Operator Description
$eq Matches values that are equal to a specified value.
$gt Matches values that are greater than a specified value.
$gte Matches values that are greater than or equal to a specified value.
$in Matches any of the values specified in an array.
$lt Matches values that are less than a specified value.
$lte Matches values that are less than or equal to a specified value.
$ne Matches all values that are not equal to a specified value.
$nin Matches none of the values specified in an array.

Example of the request body containing filtering information:

{
    "filters" : [
        {
            "additional_metadata.a" : "x",
            "location_position" : {
                "$gte": 88, "$lt": 91
            },
            "publish_time": {
                "$gte": "2023-02-05 19:20:55.342"
            }
        },
        {
            "additional_metadata.b" : "y"
        }
    ]
}

which, by using curl, can be sent as:

curl -XPOST -H "Content-type: application/json" -d '{
    "filters" : [
        {
            "additional_metadata.a" : "x",
            "location_position" : {
                "$gte": 88, "$lt": 91
            },
            "publish_time": {
                "$gte": "2023-02-05 19:20:55.342"
            }
        },
        {
            "additional_metadata.b" : "y"
        }
    ]
}' 'http://<rsb-host>:8081/query/<mongo-collection>?topic=<resubmit-topic>'

Let’s say there are 80 messages with "additional_metadata.a" : "x" (meaning the message’s additional metadata has to have the field “a”, and its value has to be “x”), but only 10 of them have “location_position” in [88, 91), and only 5 of those have “publish_time” after “2023-02-05 19:20:55.342” - those 5 messages would be the result for the first query filter.

In addition, if there are 100 messages with "additional_metadata.b" : "y", all of those messages will also be resubmitted. If there is an intersection between those two filter results, those messages are resubmitted only once.

It is important to note that if timestamps must be given in the format used in the example - yyyy-MM-dd HH:mm:ss.
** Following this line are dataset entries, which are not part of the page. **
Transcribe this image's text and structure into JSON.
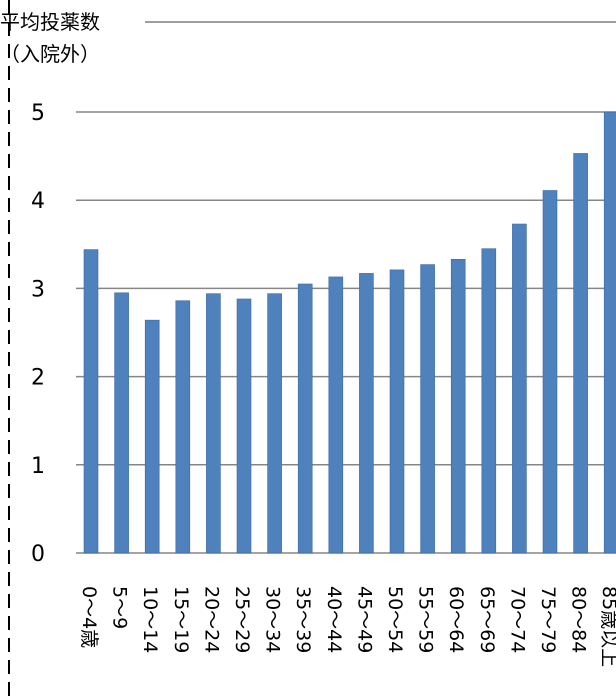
{
  "chart_data": {
    "type": "bar",
    "ylabel": [
      "平均投薬数",
      "（入院外）"
    ],
    "ylim": [
      0,
      5
    ],
    "yticks": [
      0,
      1,
      2,
      3,
      4,
      5
    ],
    "grid": true,
    "legend": "none",
    "bar_color": "#4F81BD",
    "categories": [
      "0〜4歳",
      "5〜9",
      "10〜14",
      "15〜19",
      "20〜24",
      "25〜29",
      "30〜34",
      "35〜39",
      "40〜44",
      "45〜49",
      "50〜54",
      "55〜59",
      "60〜64",
      "65〜69",
      "70〜74",
      "75〜79",
      "80〜84",
      "85歳以上"
    ],
    "values": [
      3.44,
      2.95,
      2.64,
      2.86,
      2.94,
      2.88,
      2.94,
      3.05,
      3.13,
      3.17,
      3.21,
      3.27,
      3.33,
      3.45,
      3.73,
      4.11,
      4.53,
      5.0
    ]
  }
}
Furthermore, additional metadata is best defined using single fields and values for those fields, but it can also be defined as a JSON, IE.

{
    "additional_metadata" : {
        "b": "y",
        "a": "x"
    }
}

but in that case, all fields must have correct values and their order must be the same as in the query.

If a query filter key is not a valid Persistor metadata field, an error containing the invalid keys will be returned.